Kebutuhan vs Keinginan dalam Membangun Sistem Teknologi Informasi

Suatu saat, seorang teman menuturkan bahwa dia ingin berekspansi ke bisnis ritel makanan. Keinginannya terdorong oleh fenomena bisnis makanan yang saat ini sedang marak. Kebetulan saat ini beliau memiliki pabrik baso yang kapasitasnya cukup besar. Dengan kekuatan source yang tersedia, teman saya yakin kalau dia akan bisa menjalankan bisnis ritel baso, yang kedepannya akan dapat difranchisekan. Dengan melakukan bisnis retail ini, diharapkan bisnis inti produksi baso nantinya akan dapat lebih berkembang.

Diskusi berlanjut ke arah bagaimana menjalankan operasional bisnis ritel yang lokasinya akan tersebar. Tantangannya adalah bagaimana memonitor performa masing-masing cabang dengan sistem yang baik. Padahal bisnis pabrik yang saat ini berjalan, proses operasional produksi dan pendukungnya seperti distribusi dan lainnya masih sangat tergantung sepenuhnya kepada orang/ individu dan belum menjalankan sistem secara baku. Bahkan kendali utama juga masih dilakukan langsung oleh teman saya sebagai pemilik bisnis.

Bisnis ritel tentu saja lebih banyak memiliki tantangan jika dibandingkan dengan produksi. Tantangannya terletak pada proses operasional dan pengawasannya. Hal ini sejalan dengan karakter dari bisnis ritel yang sangat terdistribusi, terlebih lagi apabila jika kita bicara membuka lokasi ritel yang berlainan kota sampai ke seluruh pelosok Indonesia.

Selanjutnya pembicaraan berlanjut pada bagaimana membangun sistem bisnis ritel, apakah nantinya akan dioperasikan sendiri atau dijalankan dengan cara franchise. Pastinya pemilik bisnis harus mempunyai suatu sistem yang dapat diandalkan agar operasional dapat berjalan dengan lancar dan dapat termonitor dengan baik.

Akhirnya diskusi berujung kepada ‘Sistem Komputerisasi/ Teknologi Informasi (TI)’, yaitu sistem apa yang harus dibeli agar dapat menunjang ekspansi bisnis ritel ini. Teman saya berpikir seakan-akan dengan membeli sistem TI, semua permasalahan yang akan dihadapi langsung dapat terselesaikan. Kekeliruan inilah yang sering terjadi dalam proses investasi sistem TI. Investasi hanya didasarkan kepada ‘rasa’ bukan pada ‘kenyataan’ atas permasalahan yang perlu diselesikan. Ini berakibat investasi sistem kebanyakan berujung pada kekecewaan karena pemilik bisnis merasa sistem yang dibeli dengan mahal tidak dapat membantu atau justru berkesan menyusahkan dan memperlambat proses.

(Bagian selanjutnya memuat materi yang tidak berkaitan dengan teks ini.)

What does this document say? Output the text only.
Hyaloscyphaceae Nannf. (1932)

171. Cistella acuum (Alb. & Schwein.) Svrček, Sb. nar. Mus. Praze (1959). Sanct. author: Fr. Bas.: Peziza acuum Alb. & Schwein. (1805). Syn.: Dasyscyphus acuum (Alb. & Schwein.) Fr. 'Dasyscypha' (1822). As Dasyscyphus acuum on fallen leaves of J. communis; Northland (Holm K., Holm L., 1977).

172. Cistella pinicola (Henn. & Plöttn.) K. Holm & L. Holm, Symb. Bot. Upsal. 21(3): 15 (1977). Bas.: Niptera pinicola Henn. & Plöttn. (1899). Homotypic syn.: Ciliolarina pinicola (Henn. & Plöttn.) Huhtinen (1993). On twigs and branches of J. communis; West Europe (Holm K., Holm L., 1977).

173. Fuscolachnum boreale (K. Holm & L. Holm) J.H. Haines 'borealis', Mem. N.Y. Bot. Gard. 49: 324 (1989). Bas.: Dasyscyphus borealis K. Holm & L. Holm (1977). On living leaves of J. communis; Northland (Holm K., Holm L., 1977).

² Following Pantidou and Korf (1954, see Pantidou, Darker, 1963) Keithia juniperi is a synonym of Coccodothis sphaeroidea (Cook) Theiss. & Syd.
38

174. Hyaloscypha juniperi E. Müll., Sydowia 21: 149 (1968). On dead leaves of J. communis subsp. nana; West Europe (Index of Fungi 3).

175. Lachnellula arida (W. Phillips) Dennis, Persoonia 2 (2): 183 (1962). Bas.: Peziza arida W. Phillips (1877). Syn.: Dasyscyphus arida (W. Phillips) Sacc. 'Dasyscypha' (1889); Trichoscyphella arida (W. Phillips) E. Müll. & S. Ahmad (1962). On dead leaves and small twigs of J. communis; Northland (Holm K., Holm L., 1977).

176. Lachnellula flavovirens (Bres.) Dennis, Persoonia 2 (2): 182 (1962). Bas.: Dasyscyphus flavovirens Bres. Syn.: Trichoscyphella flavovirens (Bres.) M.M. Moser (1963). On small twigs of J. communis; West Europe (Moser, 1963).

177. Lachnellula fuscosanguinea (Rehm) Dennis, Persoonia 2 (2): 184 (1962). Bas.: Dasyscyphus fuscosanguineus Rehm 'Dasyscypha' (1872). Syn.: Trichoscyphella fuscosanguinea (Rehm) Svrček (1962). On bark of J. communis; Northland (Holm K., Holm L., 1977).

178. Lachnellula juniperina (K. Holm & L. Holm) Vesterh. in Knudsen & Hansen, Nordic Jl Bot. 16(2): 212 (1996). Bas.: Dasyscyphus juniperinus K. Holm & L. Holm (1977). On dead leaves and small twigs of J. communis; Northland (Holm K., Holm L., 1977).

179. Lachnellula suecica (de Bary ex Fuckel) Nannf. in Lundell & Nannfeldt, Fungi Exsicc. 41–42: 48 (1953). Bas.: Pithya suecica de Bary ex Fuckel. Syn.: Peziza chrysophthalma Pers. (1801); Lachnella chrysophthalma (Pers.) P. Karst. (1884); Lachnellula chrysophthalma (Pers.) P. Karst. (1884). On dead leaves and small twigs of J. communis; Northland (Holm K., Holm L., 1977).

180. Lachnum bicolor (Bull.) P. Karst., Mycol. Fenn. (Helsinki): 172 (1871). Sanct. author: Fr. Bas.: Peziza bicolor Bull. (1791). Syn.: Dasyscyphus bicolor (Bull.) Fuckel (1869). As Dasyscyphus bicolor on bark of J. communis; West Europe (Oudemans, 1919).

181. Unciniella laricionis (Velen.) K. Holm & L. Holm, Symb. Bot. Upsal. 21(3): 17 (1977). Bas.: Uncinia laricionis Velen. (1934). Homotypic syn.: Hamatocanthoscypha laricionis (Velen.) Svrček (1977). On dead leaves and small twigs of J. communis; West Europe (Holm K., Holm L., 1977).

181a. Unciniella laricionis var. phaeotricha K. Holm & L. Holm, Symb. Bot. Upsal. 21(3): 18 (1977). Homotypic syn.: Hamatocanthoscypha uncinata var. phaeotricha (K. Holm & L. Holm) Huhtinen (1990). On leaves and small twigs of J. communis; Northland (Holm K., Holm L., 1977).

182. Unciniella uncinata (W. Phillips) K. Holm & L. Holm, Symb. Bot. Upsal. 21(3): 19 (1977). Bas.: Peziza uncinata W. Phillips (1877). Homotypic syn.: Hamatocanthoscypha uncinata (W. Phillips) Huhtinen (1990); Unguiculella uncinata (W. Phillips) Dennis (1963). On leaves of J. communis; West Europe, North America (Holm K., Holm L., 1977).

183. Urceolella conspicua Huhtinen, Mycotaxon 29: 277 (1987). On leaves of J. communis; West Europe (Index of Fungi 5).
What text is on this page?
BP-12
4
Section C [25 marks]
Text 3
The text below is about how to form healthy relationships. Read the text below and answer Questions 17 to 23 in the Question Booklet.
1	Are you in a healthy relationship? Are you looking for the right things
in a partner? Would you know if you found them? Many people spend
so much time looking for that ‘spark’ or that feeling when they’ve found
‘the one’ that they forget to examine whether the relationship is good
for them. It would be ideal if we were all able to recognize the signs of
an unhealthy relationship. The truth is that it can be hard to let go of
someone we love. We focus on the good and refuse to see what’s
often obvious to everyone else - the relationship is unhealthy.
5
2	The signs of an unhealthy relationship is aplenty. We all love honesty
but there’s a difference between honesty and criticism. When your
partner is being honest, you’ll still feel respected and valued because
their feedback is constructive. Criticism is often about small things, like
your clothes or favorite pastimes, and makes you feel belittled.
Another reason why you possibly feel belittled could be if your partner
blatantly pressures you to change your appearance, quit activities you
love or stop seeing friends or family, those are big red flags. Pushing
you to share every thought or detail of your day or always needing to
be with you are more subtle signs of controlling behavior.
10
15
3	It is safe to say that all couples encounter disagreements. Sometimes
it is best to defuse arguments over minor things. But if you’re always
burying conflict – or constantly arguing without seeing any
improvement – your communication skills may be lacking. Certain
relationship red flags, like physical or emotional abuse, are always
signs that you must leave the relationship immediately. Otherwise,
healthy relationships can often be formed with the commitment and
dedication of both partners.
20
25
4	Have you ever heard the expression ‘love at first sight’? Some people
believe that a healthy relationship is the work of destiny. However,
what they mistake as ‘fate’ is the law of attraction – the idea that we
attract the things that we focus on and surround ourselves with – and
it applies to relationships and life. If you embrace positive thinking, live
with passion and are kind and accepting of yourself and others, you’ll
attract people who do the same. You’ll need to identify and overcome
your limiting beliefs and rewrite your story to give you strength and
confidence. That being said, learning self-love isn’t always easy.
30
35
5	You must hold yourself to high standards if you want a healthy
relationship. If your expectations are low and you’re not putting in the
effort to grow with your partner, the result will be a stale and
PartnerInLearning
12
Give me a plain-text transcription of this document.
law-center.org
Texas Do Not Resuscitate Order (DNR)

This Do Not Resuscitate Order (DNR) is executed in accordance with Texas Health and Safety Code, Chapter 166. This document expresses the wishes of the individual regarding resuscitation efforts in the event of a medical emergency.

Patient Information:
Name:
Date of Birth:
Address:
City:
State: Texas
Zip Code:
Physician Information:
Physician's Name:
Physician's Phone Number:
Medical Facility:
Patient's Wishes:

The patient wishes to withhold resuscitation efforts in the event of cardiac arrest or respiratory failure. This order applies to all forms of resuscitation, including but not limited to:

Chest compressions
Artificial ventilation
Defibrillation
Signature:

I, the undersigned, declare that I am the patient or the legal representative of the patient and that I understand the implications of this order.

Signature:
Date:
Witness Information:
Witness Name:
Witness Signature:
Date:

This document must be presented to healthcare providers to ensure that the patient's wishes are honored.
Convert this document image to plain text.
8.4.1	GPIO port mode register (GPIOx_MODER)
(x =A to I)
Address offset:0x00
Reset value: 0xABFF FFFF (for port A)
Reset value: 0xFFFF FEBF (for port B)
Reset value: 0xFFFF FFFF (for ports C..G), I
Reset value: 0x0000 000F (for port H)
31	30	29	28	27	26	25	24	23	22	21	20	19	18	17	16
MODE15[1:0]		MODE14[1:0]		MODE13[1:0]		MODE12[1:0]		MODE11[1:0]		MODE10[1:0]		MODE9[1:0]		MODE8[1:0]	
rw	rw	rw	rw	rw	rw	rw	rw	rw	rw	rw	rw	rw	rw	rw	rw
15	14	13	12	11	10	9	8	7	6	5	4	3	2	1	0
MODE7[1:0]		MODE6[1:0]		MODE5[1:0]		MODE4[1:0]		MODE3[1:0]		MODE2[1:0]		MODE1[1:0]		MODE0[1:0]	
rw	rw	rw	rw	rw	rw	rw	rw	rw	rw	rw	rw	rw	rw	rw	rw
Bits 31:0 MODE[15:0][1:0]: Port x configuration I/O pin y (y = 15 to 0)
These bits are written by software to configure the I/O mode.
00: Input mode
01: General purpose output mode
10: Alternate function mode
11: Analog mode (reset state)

Investasi sistem TI saat ini dilihat sebagai suatu kebutuhan mendesak, namun di lain sisi tidak mudah untuk memutuskan pembelian suatu sistem tanpa kita menyadari kebutuhan yang ada. Kadang kebutuhan kita saat ini lebih pada merapikan sistem prosedur saja dan belum memerlukan sistem TI. Dengan sistem prosedur manual yang terdokumentasi dengan baik sudah memungkinkan kita dapat memonitor kegiatan operasional sehari-hari. Nah.. kapan kira-kita sistem TI diperlukan? Jawabannya adalah jika ekspansi bisnis sudah menjadi besar dan ketika kecepatan pelaporan serta kontrol sudah mulai menjadi kendala. Pada saat inilah, bisa jadi investasi sistem  TI akan sangat membantu dan invetasi akan lebih bermanfaat. Tentunya Dengan sistem operasional dan prosedur yang sudah tertata baik, akan lebih mudah menerapkan sistem TI.

Sebagai penutup saya beri sedikit catatan bahwa sangat penting bagi kita untuk mengetahui semua permasalahan yang ada dan harapan apa yang diinginkan jika nantinya membeli sistem TI. Hal ini sangat penting karena tanpa harapan/ ekspektasi yang jelas, biasanya akan berujung kepada kekecewaan. Dalam hal ini biasanya pihak yang membangun sistem TI akan menjadi pihak yang disalahkan, padahal implementasi sistem baru bukan hanya melulu soal TI, namun juga mencakup perubahan bisnis proses, perubahan cara kerja tim dalam perusahaan, dan yang terakhir adalah soal teknikal TI. Ketiganya harus berjalan selaras.